The men hired to construct the tunnel were migrant workers desperately traveling Depression Era America in search of employment.  The majority of the Hawk's Nest workers were African-Americans.  Since the drilling of the tunnel was not technically a mining operation, there were no underground safety regulations in place.  The men were working in confined spaces with no ventilation, dust control, or dust masks.

Quickly they fell victim to silicosis, the deadly accumulation of silica particles in the lungs.  The men were unable to tolerate these conditions for more than a couple of months before they fell ill and had to be replaced.  The officials in charge decided the most cost effective way to handle the crisis was not to acknowledge the dangers, stop work and provide safer conditions, but to deny the reality of the situation, keep hiring a steady stream of new workers and complete the tunnel as quickly as possible.

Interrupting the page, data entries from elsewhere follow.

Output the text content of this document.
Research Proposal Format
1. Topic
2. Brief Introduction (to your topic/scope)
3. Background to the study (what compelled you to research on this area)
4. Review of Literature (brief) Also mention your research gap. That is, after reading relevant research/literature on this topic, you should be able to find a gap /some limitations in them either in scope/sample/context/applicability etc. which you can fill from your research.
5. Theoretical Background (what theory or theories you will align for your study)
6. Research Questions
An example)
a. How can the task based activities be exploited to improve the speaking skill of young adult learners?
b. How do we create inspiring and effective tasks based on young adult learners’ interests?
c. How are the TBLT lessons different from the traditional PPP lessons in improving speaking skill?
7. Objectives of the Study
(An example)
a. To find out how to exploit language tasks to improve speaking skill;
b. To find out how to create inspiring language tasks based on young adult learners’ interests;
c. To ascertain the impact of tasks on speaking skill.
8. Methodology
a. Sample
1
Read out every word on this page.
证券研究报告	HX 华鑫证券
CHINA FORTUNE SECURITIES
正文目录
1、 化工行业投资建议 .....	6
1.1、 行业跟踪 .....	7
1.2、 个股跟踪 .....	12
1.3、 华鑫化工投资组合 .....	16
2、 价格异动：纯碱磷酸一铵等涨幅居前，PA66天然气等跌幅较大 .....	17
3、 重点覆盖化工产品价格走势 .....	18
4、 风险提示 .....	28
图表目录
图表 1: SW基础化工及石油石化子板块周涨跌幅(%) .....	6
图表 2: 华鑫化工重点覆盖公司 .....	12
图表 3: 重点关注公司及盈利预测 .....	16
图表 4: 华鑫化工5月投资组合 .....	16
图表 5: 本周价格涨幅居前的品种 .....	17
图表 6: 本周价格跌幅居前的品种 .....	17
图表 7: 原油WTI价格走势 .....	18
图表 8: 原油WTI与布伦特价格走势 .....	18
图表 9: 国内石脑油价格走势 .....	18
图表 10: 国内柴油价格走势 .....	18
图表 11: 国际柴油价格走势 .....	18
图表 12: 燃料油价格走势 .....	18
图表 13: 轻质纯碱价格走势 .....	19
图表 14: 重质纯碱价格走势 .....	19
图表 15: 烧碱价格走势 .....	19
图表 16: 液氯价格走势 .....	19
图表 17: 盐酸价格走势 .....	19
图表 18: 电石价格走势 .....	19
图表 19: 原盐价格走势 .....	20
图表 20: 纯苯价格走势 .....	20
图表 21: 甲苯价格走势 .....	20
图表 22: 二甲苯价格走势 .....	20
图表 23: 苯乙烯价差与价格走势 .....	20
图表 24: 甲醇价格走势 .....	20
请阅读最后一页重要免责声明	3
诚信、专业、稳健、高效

The mystery of the Hawk's Nest tragedy is the uncertainty of its final results.  The companies involved never acknowledged responsibility, or provided information to help account for the total number of people who died or were disabled by the tunnels construction.  The estimates for deaths from this tragedy range from 700 to 2000, with several thousand more sick and disabled.

The Hawk's Nest Tunnel is still in operation.  Water diverted for the tunnel comes from the impoundment on the New River at Hawk's Nest Dam which is visible from the overlooks at Hawk's Nest State Park.

Throughout the park, you will find the crumbling remnants and ruins of New River Gorge's industrial past.  These are the monuments that remain to remind us of the lives of the people that were the true source of our nation's power.